Après 20 km de course, la souffrance se fait sentir dans mes mollets. Dans mes tibias. Dans mes cuisses. Mais, j’ai le coeur qui exalte.
Le temps est long. Mais d’autres fois, il est trop court.
Il était long longtemps le temps dans cette portion de parcours de 11 km que je devais faire et qui était remplie de côtes qui n’en finissaient plus de finir. Je ne voulais plus en faire des foulées pour atteindre ce relais. Je voulais arrêter de souffrir.
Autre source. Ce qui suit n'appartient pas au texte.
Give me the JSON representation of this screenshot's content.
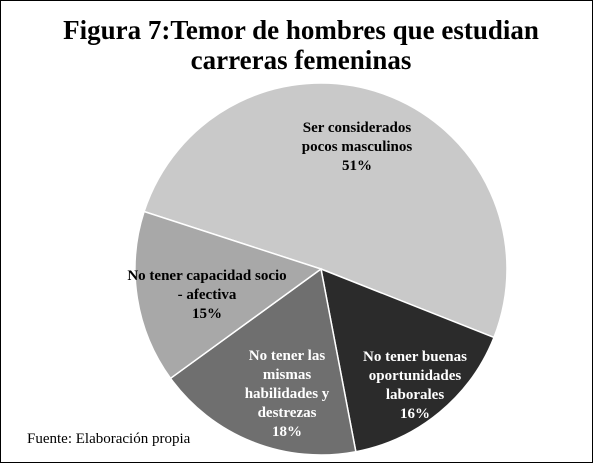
{
  "chart_data": {
    "type": "pie",
    "title": "Figura 7:Temor de hombres que estudian carreras femeninas",
    "categories": [
      "Ser considerados pocos masculinos",
      "No tener buenas oportunidades laborales",
      "No tener las mismas habilidades y destrezas",
      "No tener capacidad socio - afectiva"
    ],
    "values": [
      51,
      16,
      18,
      15
    ],
    "value_labels": [
      "51%",
      "16%",
      "18%",
      "15%"
    ],
    "colors": [
      "#c9c9c9",
      "#2b2b2b",
      "#6f6f6f",
      "#a8a8a8"
    ],
    "source": "Fuente: Elaboración propia"
  }
}
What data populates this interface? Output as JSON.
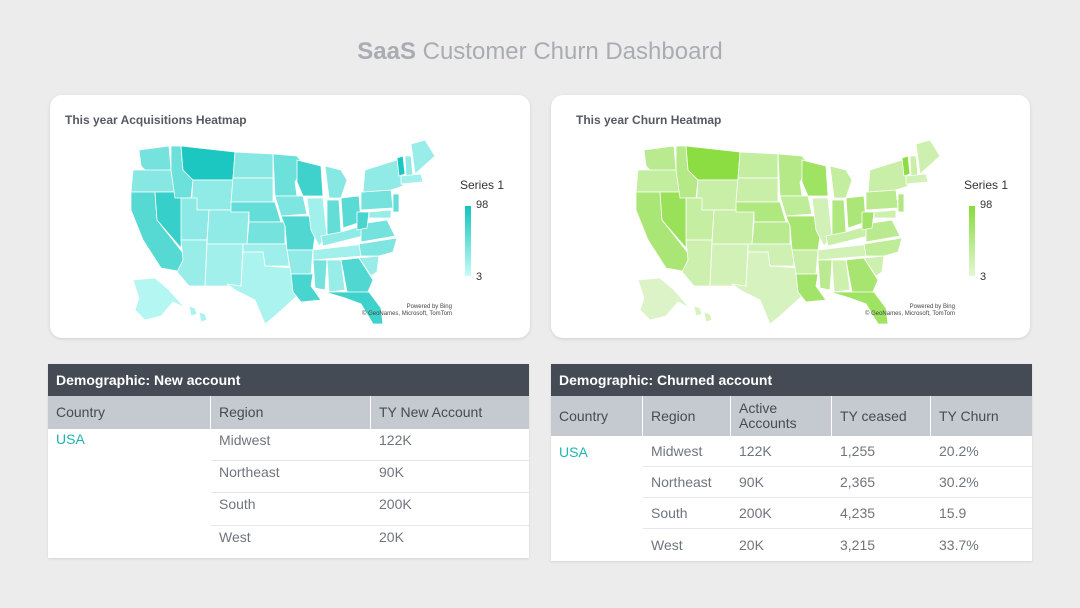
{
  "title": {
    "bold": "SaaS",
    "rest": " Customer Churn Dashboard"
  },
  "acq_map": {
    "title": "This year Acquisitions Heatmap",
    "legend_title": "Series 1",
    "legend_max": "98",
    "legend_min": "3",
    "credit_1": "Powered by Bing",
    "credit_2": "© GeoNames, Microsoft, TomTom",
    "color_max": "#12c4bd",
    "color_min": "#c6fbf8"
  },
  "churn_map": {
    "title": "This year Churn Heatmap",
    "legend_title": "Series 1",
    "legend_max": "98",
    "legend_min": "3",
    "credit_1": "Powered by Bing",
    "credit_2": "© GeoNames, Microsoft, TomTom",
    "color_max": "#86dc3a",
    "color_min": "#e4f6d5"
  },
  "new_table": {
    "heading": "Demographic: New account",
    "columns": [
      "Country",
      "Region",
      "TY New Account"
    ],
    "country": "USA",
    "rows": [
      {
        "region": "Midwest",
        "value": "122K"
      },
      {
        "region": "Northeast",
        "value": "90K"
      },
      {
        "region": "South",
        "value": "200K"
      },
      {
        "region": "West",
        "value": "20K"
      }
    ]
  },
  "churn_table": {
    "heading": "Demographic: Churned account",
    "columns": [
      "Country",
      "Region",
      "Active Accounts",
      "TY ceased",
      "TY Churn"
    ],
    "country": "USA",
    "rows": [
      {
        "region": "Midwest",
        "active": "122K",
        "ceased": "1,255",
        "churn": "20.2%"
      },
      {
        "region": "Northeast",
        "active": "90K",
        "ceased": "2,365",
        "churn": "30.2%"
      },
      {
        "region": "South",
        "active": "200K",
        "ceased": "4,235",
        "churn": "15.9"
      },
      {
        "region": "West",
        "active": "20K",
        "ceased": "3,215",
        "churn": "33.7%"
      }
    ]
  }
}
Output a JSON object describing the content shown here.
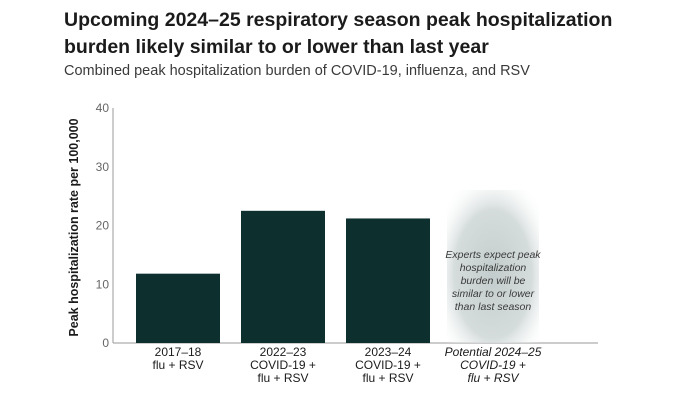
{
  "title_line1": "Upcoming 2024–25 respiratory season peak hospitalization",
  "title_line2": "burden likely similar to or lower than last year",
  "subtitle": "Combined peak hospitalization burden of COVID-19, influenza, and RSV",
  "colors": {
    "bar": "#0d2f2e",
    "projection": "#c8d0d0",
    "axis": "#999999"
  },
  "chart_data": {
    "type": "bar",
    "ylabel": "Peak hospitalization rate per 100,000",
    "ylim": [
      0,
      40
    ],
    "yticks": [
      "0",
      "10",
      "20",
      "30",
      "40"
    ],
    "categories": [
      [
        "2017–18",
        "flu + RSV"
      ],
      [
        "2022–23",
        "COVID-19 +",
        "flu + RSV"
      ],
      [
        "2023–24",
        "COVID-19 +",
        "flu + RSV"
      ],
      [
        "Potential 2024–25",
        "COVID-19 +",
        "flu + RSV"
      ]
    ],
    "values": [
      11.8,
      22.5,
      21.2,
      null
    ],
    "projection_annotation": [
      "Experts expect peak",
      "hospitalization",
      "burden will be",
      "similar to or lower",
      "than last season"
    ]
  }
}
Mais je sais que pour Robert, le temps est trop court. Ce temps qui le sépare de la mort imminente. Cette mort annoncée par son médecin la semaine dernière. Je sais qu’il veut encore en faire des foulées. Je sais qu’il veut souffrir encore.
Pour vivre.
Deux événements aux antipodes. Qui bousculent. Qui troublent. Qui font réfléchir. Mais qui, étrangement, sont tout près l’un de l’autre.
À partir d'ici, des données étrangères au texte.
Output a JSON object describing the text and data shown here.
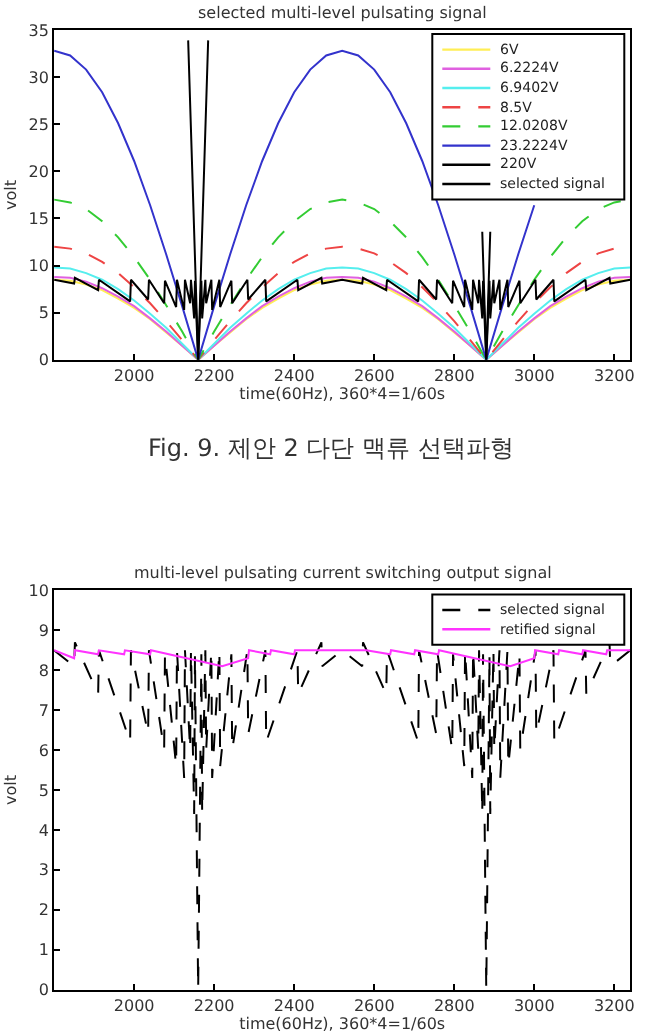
{
  "chart_data": [
    {
      "type": "line",
      "title": "selected multi-level pulsating signal",
      "xlabel": "time(60Hz), 360*4=1/60s",
      "ylabel": "volt",
      "xlim": [
        1800,
        3240
      ],
      "xticks": [
        2000,
        2200,
        2400,
        2600,
        2800,
        3000,
        3200
      ],
      "ylim": [
        0,
        35
      ],
      "yticks": [
        0,
        5,
        10,
        15,
        20,
        25,
        30,
        35
      ],
      "legend": "top right",
      "marker": "none",
      "annotations": [
        "Fig. 9. 제안 2 다단 맥류 선택파형"
      ],
      "x": [
        1800,
        1840,
        1880,
        1920,
        1960,
        2000,
        2040,
        2080,
        2120,
        2160,
        2200,
        2240,
        2280,
        2320,
        2360,
        2400,
        2440,
        2480,
        2520,
        2560,
        2600,
        2640,
        2680,
        2720,
        2760,
        2800,
        2840,
        2880,
        2920,
        2960,
        3000,
        3040,
        3080,
        3120,
        3160,
        3200,
        3240
      ],
      "series": [
        {
          "name": "6V",
          "color": "#ffee55",
          "line_style": "solid",
          "values": [
            8.5,
            8.4,
            8.0,
            7.4,
            6.5,
            5.5,
            4.3,
            2.9,
            1.5,
            0,
            1.5,
            2.9,
            4.3,
            5.5,
            6.5,
            7.4,
            8.0,
            8.4,
            8.5,
            8.4,
            8.0,
            7.4,
            6.5,
            5.5,
            4.3,
            2.9,
            1.5,
            0,
            1.5,
            2.9,
            4.3,
            5.5,
            6.5,
            7.4,
            8.0,
            8.4,
            8.5
          ]
        },
        {
          "name": "6.2224V",
          "color": "#e060e0",
          "line_style": "solid",
          "values": [
            8.8,
            8.7,
            8.3,
            7.6,
            6.7,
            5.7,
            4.4,
            3.0,
            1.5,
            0,
            1.5,
            3.0,
            4.4,
            5.7,
            6.7,
            7.6,
            8.3,
            8.7,
            8.8,
            8.7,
            8.3,
            7.6,
            6.7,
            5.7,
            4.4,
            3.0,
            1.5,
            0,
            1.5,
            3.0,
            4.4,
            5.7,
            6.7,
            7.6,
            8.3,
            8.7,
            8.8
          ]
        },
        {
          "name": "6.9402V",
          "color": "#55eeee",
          "line_style": "solid",
          "values": [
            9.8,
            9.7,
            9.2,
            8.5,
            7.5,
            6.3,
            4.9,
            3.4,
            1.7,
            0,
            1.7,
            3.4,
            4.9,
            6.3,
            7.5,
            8.5,
            9.2,
            9.7,
            9.8,
            9.7,
            9.2,
            8.5,
            7.5,
            6.3,
            4.9,
            3.4,
            1.7,
            0,
            1.7,
            3.4,
            4.9,
            6.3,
            7.5,
            8.5,
            9.2,
            9.7,
            9.8
          ]
        },
        {
          "name": "8.5V",
          "color": "#ee4444",
          "line_style": "dashed",
          "values": [
            12.0,
            11.8,
            11.3,
            10.4,
            9.2,
            7.7,
            6.0,
            4.1,
            2.1,
            0,
            2.1,
            4.1,
            6.0,
            7.7,
            9.2,
            10.4,
            11.3,
            11.8,
            12.0,
            11.8,
            11.3,
            10.4,
            9.2,
            7.7,
            6.0,
            4.1,
            2.1,
            0,
            2.1,
            4.1,
            6.0,
            7.7,
            9.2,
            10.4,
            11.3,
            11.8,
            12.0
          ]
        },
        {
          "name": "12.0208V",
          "color": "#33cc33",
          "line_style": "dashed",
          "values": [
            17.0,
            16.7,
            16.0,
            14.7,
            13.0,
            10.9,
            8.5,
            5.8,
            3.0,
            0,
            3.0,
            5.8,
            8.5,
            10.9,
            13.0,
            14.7,
            16.0,
            16.7,
            17.0,
            16.7,
            16.0,
            14.7,
            13.0,
            10.9,
            8.5,
            5.8,
            3.0,
            0,
            3.0,
            5.8,
            8.5,
            10.9,
            13.0,
            14.7,
            16.0,
            16.7,
            17.0
          ]
        },
        {
          "name": "23.2224V",
          "color": "#3333cc",
          "line_style": "solid",
          "values": [
            32.8,
            32.3,
            30.8,
            28.4,
            25.1,
            21.1,
            16.4,
            11.2,
            5.7,
            0,
            5.7,
            11.2,
            16.4,
            21.1,
            25.1,
            28.4,
            30.8,
            32.3,
            32.8,
            32.3,
            30.8,
            28.4,
            25.1,
            21.1,
            16.4,
            11.2,
            5.7,
            0,
            5.7,
            11.2,
            16.4,
            null,
            null,
            null,
            null,
            null,
            null
          ]
        },
        {
          "name": "220V",
          "color": "#000000",
          "line_style": "solid",
          "x": [
            2135,
            2148,
            2160,
            2172,
            2185,
            2500,
            2870,
            2880,
            2890
          ],
          "values": [
            33.9,
            16.3,
            0,
            16.3,
            33.9,
            null,
            13.6,
            0,
            13.6
          ]
        },
        {
          "name": "selected signal",
          "color": "#000000",
          "line_style": "solid",
          "x": [
            1800,
            1850,
            1852,
            1910,
            1912,
            1990,
            1992,
            2035,
            2037,
            2075,
            2077,
            2105,
            2107,
            2125,
            2127,
            2140,
            2142,
            2150,
            2152,
            2158,
            2160,
            2162,
            2168,
            2170,
            2178,
            2180,
            2193,
            2195,
            2213,
            2215,
            2243,
            2245,
            2283,
            2285,
            2328,
            2330,
            2408,
            2410,
            2468,
            2470,
            2520,
            2570,
            2572,
            2630,
            2632,
            2710,
            2712,
            2755,
            2757,
            2795,
            2797,
            2825,
            2827,
            2845,
            2847,
            2860,
            2862,
            2870,
            2872,
            2878,
            2880,
            2882,
            2888,
            2890,
            2898,
            2900,
            2913,
            2915,
            2933,
            2935,
            2963,
            2965,
            3003,
            3005,
            3048,
            3050,
            3128,
            3130,
            3188,
            3190,
            3240
          ],
          "values": [
            8.5,
            8.1,
            8.7,
            7.4,
            8.5,
            6.2,
            8.5,
            6.4,
            8.5,
            6.0,
            8.4,
            5.6,
            8.5,
            5.3,
            8.5,
            6.0,
            8.5,
            4.4,
            8.4,
            2.0,
            0,
            2.0,
            8.4,
            4.4,
            8.5,
            6.0,
            8.5,
            5.3,
            8.5,
            5.6,
            8.4,
            6.0,
            8.5,
            6.4,
            8.5,
            6.2,
            8.5,
            7.4,
            8.7,
            8.1,
            8.5,
            8.1,
            8.7,
            7.4,
            8.5,
            6.2,
            8.5,
            6.4,
            8.5,
            6.0,
            8.4,
            5.6,
            8.5,
            5.3,
            8.5,
            6.0,
            8.5,
            4.4,
            8.4,
            2.0,
            0,
            2.0,
            8.4,
            4.4,
            8.5,
            6.0,
            8.5,
            5.3,
            8.5,
            5.6,
            8.4,
            6.0,
            8.5,
            6.4,
            8.5,
            6.2,
            8.5,
            7.4,
            8.7,
            8.1,
            8.5
          ]
        }
      ]
    },
    {
      "type": "line",
      "title": "multi-level pulsating current switching output signal",
      "xlabel": "time(60Hz), 360*4=1/60s",
      "ylabel": "volt",
      "xlim": [
        1800,
        3240
      ],
      "xticks": [
        2000,
        2200,
        2400,
        2600,
        2800,
        3000,
        3200
      ],
      "ylim": [
        0,
        10
      ],
      "yticks": [
        0,
        1,
        2,
        3,
        4,
        5,
        6,
        7,
        8,
        9,
        10
      ],
      "legend": "top right",
      "marker": "none",
      "series": [
        {
          "name": "selected signal",
          "color": "#000000",
          "line_style": "dashed",
          "x": [
            1800,
            1850,
            1852,
            1910,
            1912,
            1990,
            1992,
            2035,
            2037,
            2075,
            2077,
            2105,
            2107,
            2125,
            2127,
            2140,
            2142,
            2150,
            2152,
            2158,
            2160,
            2162,
            2168,
            2170,
            2178,
            2180,
            2193,
            2195,
            2213,
            2215,
            2243,
            2245,
            2283,
            2285,
            2328,
            2330,
            2408,
            2410,
            2468,
            2470,
            2520,
            2570,
            2572,
            2630,
            2632,
            2710,
            2712,
            2755,
            2757,
            2795,
            2797,
            2825,
            2827,
            2845,
            2847,
            2860,
            2862,
            2870,
            2872,
            2878,
            2880,
            2882,
            2888,
            2890,
            2898,
            2900,
            2913,
            2915,
            2933,
            2935,
            2963,
            2965,
            3003,
            3005,
            3048,
            3050,
            3128,
            3130,
            3188,
            3190,
            3240
          ],
          "values": [
            8.5,
            8.1,
            8.7,
            7.4,
            8.5,
            6.2,
            8.5,
            6.4,
            8.5,
            6.0,
            8.4,
            5.6,
            8.5,
            5.3,
            8.5,
            6.0,
            8.5,
            4.4,
            8.4,
            2.0,
            0,
            2.0,
            8.4,
            4.4,
            8.5,
            6.0,
            8.5,
            5.3,
            8.5,
            5.6,
            8.4,
            6.0,
            8.5,
            6.4,
            8.5,
            6.2,
            8.5,
            7.4,
            8.7,
            8.1,
            8.5,
            8.1,
            8.7,
            7.4,
            8.5,
            6.2,
            8.5,
            6.4,
            8.5,
            6.0,
            8.4,
            5.6,
            8.5,
            5.3,
            8.5,
            6.0,
            8.5,
            4.4,
            8.4,
            2.0,
            0,
            2.0,
            8.4,
            4.4,
            8.5,
            6.0,
            8.5,
            5.3,
            8.5,
            5.6,
            8.4,
            6.0,
            8.5,
            6.4,
            8.5,
            6.2,
            8.5,
            7.4,
            8.7,
            8.1,
            8.5
          ]
        },
        {
          "name": "retified signal",
          "color": "#ff33ff",
          "line_style": "solid",
          "x": [
            1800,
            1850,
            1852,
            1910,
            1912,
            1975,
            1977,
            2040,
            2042,
            2220,
            2285,
            2287,
            2340,
            2342,
            2400,
            2402,
            2460,
            2520,
            2580,
            2640,
            2642,
            2700,
            2702,
            2760,
            2762,
            2940,
            3000,
            3002,
            3060,
            3062,
            3120,
            3122,
            3180,
            3182,
            3240
          ],
          "values": [
            8.5,
            8.3,
            8.5,
            8.4,
            8.5,
            8.4,
            8.5,
            8.4,
            8.5,
            8.1,
            8.3,
            8.5,
            8.4,
            8.5,
            8.4,
            8.5,
            8.5,
            8.5,
            8.5,
            8.4,
            8.5,
            8.4,
            8.5,
            8.4,
            8.5,
            8.1,
            8.3,
            8.5,
            8.4,
            8.5,
            8.4,
            8.5,
            8.4,
            8.5,
            8.5
          ]
        }
      ]
    }
  ]
}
Robert, dans son marathon contre ce nouveau cancer, dans ce marathon de fin de vie. Moi, dans mon marathon autour du lac Memphrémagog, dans un marathon vers une forme physique qui me gardera en santé, en vie.
Lui, qui court après le temps. Lui, qui veut profiter de tous ces petits moments pour être près des siens. Moi, qui cours pour avoir plus de temps. Être longtemps, longtemps parmi les miens.
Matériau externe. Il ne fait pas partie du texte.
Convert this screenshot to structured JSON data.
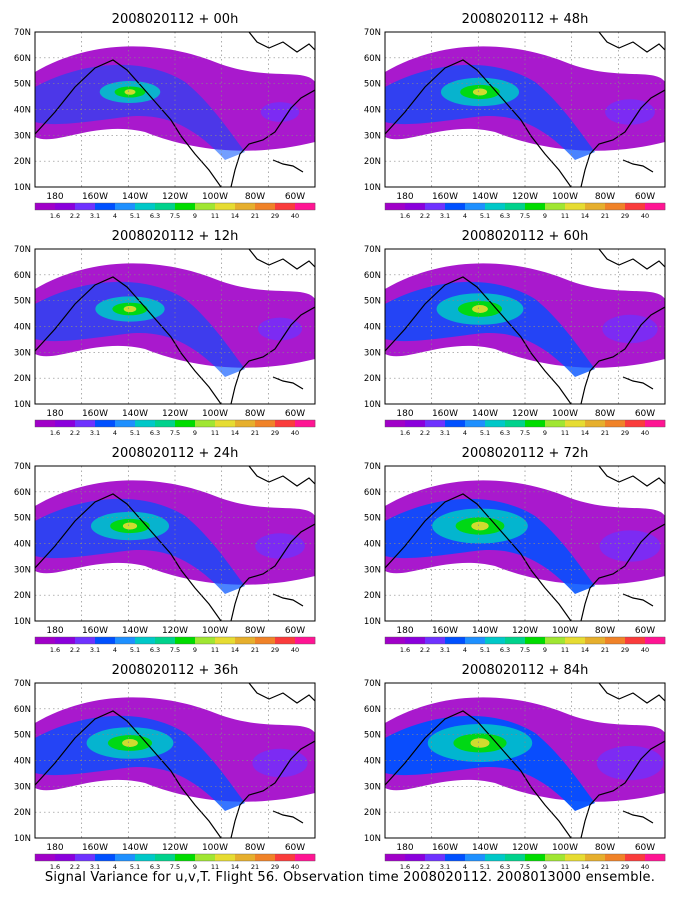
{
  "figure": {
    "caption": "Signal Variance for u,v,T. Flight 56. Observation time 2008020112. 2008013000 ensemble.",
    "lat_labels": [
      "70N",
      "60N",
      "50N",
      "40N",
      "30N",
      "20N",
      "10N"
    ],
    "lon_labels": [
      "180",
      "160W",
      "140W",
      "120W",
      "100W",
      "80W",
      "60W"
    ],
    "colorbar": {
      "labels": [
        "1.6",
        "2.2",
        "3.1",
        "4",
        "5.1",
        "6.3",
        "7.5",
        "9",
        "11",
        "14",
        "21",
        "29",
        "40"
      ],
      "colors": [
        "#a000c8",
        "#8a00dc",
        "#6e32ff",
        "#0050ff",
        "#1e90ff",
        "#00c8c8",
        "#00d28c",
        "#00dc00",
        "#a0e632",
        "#e6dc32",
        "#e6af2d",
        "#f08228",
        "#fa3c3c",
        "#ff1493"
      ]
    },
    "panels": [
      {
        "title": "2008020112 + 00h"
      },
      {
        "title": "2008020112 + 48h"
      },
      {
        "title": "2008020112 + 12h"
      },
      {
        "title": "2008020112 + 60h"
      },
      {
        "title": "2008020112 + 24h"
      },
      {
        "title": "2008020112 + 72h"
      },
      {
        "title": "2008020112 + 36h"
      },
      {
        "title": "2008020112 + 84h"
      }
    ]
  }
}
Deux moments. Deux étapes importantes. Les deux dans la même semaine.
Robert qui passera un anneau dans l’annuaire gauche de sa douce. Qui est arrivé premier au fil d’arrivée dans le coeur de Dorothy mercredi. Moi, qui ai réussi tout un défi tant mental que
physique, même si je n’ai pas brisé de record olympique.
Et chaque fois que j’emprunterai une route pour courir, j’aurais une pensée pour toi. Pour ces deux marathons que nous avons courus côte à côte.
Bonne route, Robert!

23 septembre 2009

Je refuse d'emboîter le pas

Quand on m’a dit que c’était mieux pour ma grenouille de la faire dormir sur le côté, j’ai écouté les yeux fermés les disciples de cette nouvelle mode. Parce que oui, il y a une mode dans la façon de faire dormir les bébés. J’ai dormi sur le ventre alors que Maxim devait dormir sur le dos. Et puis quand Filou est arrivée, j’ai appris qu’il fallait aller chez Morphée sur le côté.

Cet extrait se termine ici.